8.La liquidazione concorsuale


In tema di disciplina fiscale del fallimento, occorre distinguere tra:
- periodi d’imposta prefallimentari (interamente trascorsi);
- segmento temporale prefallimentare, che va dall’inizio del periodo d’imposta in corso nel momento della
dichiarazione di fallimento alla data di dichiarazione del fallimento;
- periodo d’imposta fallimentare, che va dall’inizio della proceduta alla chiusura.
La dichiarazione di fallimento interrompe il periodo d’imposta in corso, il cui reddito è determinato in base
al bilancio redatto dal curatore o dal commissario liquidatore.
Il curatore ha l’obbligo di presentare la dichiarazione relativa a tale segmento temporale, entro il decimo
mese dalla nomina.
Il reddito determinato e dichiarato dal curatore concorre a formare il reddito complessivo
dell’imprenditore, dei familiari partecipanti all’impresa e dei soci relativo al periodo d’imposta in corso.
Dall’inizio alla chiusura del fallimento si ha, fiscalmente, un unico periodo d’imposta, ed il relativo reddito è
costituito dalla differenza tra il residuo attivo e il patrimonio netto dell’impresa o della società all’inizio del
procedimento determinato in base ai valori fiscalmente riconosciuti.
Il curatore, entro dieci mesi dalla chiusura del fallimento, deve presentare la dichiarazione finale, previo
versamento dell’imposta sul reddito delle persone giuridiche, che fosse in ipotesi dovuta.

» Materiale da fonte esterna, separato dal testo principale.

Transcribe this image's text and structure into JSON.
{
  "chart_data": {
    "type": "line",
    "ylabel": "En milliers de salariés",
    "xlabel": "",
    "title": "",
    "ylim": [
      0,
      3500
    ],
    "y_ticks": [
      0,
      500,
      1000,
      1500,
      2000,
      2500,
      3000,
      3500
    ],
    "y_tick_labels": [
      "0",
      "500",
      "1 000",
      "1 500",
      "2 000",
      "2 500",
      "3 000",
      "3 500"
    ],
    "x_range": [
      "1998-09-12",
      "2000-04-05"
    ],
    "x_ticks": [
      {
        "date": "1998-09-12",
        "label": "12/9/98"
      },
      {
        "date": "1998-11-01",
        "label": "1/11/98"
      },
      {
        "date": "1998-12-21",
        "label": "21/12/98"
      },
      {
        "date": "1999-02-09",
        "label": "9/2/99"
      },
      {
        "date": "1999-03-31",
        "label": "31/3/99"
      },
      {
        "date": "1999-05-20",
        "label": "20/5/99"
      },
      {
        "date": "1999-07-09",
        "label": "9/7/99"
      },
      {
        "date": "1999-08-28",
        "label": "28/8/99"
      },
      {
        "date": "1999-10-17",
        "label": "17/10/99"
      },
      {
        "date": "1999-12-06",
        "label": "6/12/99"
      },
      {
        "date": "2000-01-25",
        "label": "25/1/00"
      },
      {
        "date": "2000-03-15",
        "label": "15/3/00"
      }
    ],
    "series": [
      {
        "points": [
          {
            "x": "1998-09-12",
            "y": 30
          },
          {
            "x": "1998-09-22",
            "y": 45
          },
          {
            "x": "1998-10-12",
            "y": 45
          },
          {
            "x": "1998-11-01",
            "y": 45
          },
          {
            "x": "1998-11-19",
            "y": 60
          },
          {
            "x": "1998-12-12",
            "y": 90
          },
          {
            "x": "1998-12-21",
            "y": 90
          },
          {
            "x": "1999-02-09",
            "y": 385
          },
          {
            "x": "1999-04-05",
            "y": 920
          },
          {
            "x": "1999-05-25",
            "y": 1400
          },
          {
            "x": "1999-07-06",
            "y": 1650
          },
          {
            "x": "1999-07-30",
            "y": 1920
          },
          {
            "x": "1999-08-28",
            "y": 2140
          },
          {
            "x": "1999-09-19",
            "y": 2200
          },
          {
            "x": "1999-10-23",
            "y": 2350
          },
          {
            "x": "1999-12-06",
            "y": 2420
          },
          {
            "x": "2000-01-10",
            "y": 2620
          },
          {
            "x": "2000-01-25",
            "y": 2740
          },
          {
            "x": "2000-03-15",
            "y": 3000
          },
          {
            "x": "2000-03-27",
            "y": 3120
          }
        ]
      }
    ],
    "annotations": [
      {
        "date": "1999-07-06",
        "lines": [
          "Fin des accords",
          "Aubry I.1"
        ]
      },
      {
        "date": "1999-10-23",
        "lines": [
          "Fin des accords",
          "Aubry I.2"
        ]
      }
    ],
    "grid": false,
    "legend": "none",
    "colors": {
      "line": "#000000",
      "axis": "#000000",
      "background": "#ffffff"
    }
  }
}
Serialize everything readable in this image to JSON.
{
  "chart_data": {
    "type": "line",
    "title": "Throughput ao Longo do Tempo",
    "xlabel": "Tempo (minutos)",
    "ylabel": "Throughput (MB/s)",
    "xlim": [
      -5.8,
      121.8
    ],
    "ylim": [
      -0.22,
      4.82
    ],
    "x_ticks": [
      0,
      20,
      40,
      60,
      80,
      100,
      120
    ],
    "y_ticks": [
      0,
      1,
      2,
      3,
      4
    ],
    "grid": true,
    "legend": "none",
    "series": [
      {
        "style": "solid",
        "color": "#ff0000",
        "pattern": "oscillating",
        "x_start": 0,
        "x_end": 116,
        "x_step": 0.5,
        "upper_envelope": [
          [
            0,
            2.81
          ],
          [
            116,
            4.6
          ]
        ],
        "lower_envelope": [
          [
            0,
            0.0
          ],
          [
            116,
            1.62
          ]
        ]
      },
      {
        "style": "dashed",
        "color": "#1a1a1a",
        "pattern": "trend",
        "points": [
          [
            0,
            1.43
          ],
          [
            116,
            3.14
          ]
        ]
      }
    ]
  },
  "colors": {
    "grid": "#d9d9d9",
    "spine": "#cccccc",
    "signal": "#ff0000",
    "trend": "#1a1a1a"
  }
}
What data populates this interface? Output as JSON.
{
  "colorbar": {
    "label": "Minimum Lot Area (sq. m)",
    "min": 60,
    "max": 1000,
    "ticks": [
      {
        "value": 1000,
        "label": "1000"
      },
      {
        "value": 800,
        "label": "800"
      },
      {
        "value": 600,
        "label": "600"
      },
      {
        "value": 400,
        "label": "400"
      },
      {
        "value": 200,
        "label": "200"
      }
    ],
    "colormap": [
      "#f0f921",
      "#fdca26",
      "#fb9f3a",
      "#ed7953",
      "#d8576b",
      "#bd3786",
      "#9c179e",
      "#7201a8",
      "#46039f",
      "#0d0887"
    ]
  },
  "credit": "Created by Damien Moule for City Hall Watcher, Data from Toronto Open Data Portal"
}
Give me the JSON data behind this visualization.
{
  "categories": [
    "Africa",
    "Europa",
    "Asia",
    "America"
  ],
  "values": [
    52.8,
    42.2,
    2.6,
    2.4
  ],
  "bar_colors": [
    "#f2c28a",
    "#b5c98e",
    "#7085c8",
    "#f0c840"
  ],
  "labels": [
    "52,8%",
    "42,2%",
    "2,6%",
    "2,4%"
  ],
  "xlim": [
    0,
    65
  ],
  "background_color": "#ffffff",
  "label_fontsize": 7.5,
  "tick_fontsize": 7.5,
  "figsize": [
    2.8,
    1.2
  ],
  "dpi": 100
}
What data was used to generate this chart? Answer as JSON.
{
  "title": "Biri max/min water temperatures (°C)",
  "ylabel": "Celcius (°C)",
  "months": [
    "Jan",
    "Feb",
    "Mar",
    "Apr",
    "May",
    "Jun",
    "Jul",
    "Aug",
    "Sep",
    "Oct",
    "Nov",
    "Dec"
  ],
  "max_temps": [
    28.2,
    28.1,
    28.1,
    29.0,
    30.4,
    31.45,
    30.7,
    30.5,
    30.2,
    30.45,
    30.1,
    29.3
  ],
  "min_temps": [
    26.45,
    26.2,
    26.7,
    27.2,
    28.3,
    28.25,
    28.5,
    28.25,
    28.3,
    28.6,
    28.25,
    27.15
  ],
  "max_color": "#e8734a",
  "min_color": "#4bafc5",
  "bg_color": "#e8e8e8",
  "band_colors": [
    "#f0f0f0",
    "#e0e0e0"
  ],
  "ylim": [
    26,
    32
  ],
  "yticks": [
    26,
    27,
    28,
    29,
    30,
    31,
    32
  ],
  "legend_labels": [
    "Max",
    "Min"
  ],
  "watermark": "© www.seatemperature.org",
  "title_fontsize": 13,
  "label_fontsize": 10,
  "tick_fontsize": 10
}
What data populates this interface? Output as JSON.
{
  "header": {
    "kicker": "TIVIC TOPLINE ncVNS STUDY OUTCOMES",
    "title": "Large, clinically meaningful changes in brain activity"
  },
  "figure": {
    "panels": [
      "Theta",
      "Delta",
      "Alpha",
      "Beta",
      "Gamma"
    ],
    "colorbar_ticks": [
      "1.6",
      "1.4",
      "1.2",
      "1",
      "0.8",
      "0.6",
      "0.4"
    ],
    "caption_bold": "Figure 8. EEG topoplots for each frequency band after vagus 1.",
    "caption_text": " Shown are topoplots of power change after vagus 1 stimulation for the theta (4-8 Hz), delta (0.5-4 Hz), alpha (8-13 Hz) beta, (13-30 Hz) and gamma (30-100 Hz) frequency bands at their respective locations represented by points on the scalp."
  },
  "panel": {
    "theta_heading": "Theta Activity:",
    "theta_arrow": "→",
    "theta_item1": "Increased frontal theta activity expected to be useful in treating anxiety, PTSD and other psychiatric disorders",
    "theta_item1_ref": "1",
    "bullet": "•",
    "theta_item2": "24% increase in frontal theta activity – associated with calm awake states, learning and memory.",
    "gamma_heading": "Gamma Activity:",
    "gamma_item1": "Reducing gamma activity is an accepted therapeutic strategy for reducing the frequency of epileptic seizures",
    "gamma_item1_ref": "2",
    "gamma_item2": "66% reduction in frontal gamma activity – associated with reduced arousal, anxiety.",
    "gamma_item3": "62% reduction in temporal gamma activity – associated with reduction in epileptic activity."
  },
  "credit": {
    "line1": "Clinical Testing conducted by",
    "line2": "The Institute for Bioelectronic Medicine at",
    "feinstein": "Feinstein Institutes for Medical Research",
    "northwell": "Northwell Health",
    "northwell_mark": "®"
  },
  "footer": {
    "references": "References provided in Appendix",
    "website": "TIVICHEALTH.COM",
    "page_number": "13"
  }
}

Capitolo Ventiduesimo. L’IMPOSTA SUL VALORE AGGIUNTO

1.Origine e natura dell’Iva


L’imposta sul valore aggiunto è stata ideata in sede europea ed è stata poi introdotta in tutti gli Stati
membri della Comunità. In Italia è stata istituita nel 1972.
L’Iva appartiene alla categoria delle imposte sui consumi, che possono assumere diverse forme:
- vi sono imposte “monofase” e “plurifase”: le prime sono applicate una sola volta, le seconde a più fasi del
processo produttivo-distributivo;
- le imposte plurifase possono essere cumulative (o “a cascata”), se il tributo dovuto in ciascuna fase si
somma agli altri; o sul valore aggiunto, se i diversi prelievi non si cumulano, ma colpiscono solo il valore che
ciascuna fase aggiunge al bene.
L’imposizione sul valore aggiunto viene ritenuta preferibile a quella “a cascata”, perché l’imposta “a
cascata” non è neutrale rispetto alla tassazione complessiva di una merce. Inoltre, favorisce le aziende
integrate colpendo di più quelle specializzate.
L’Iva, invece, grava sul consumatore in proporzione del prezzo finale del bene, ed è neutrale rispetto al
numero di passaggi.
Il Trattato istitutivo della Comunità europea vieta agli Stati:
- di applicare ai prodotti provenienti da altro Stato membro tributi superiori a quelli che gravano sui
prodotti nazionali;
- di favorire le esportazioni accordando rimborsi dei tributi prelevati nello Stato in misura superiore
all’ammontare effettivamente riscosso.
Entrambi questi princìpi postulano che sia possibile calcolare esattamente l’imposizione che grava su di una
merce.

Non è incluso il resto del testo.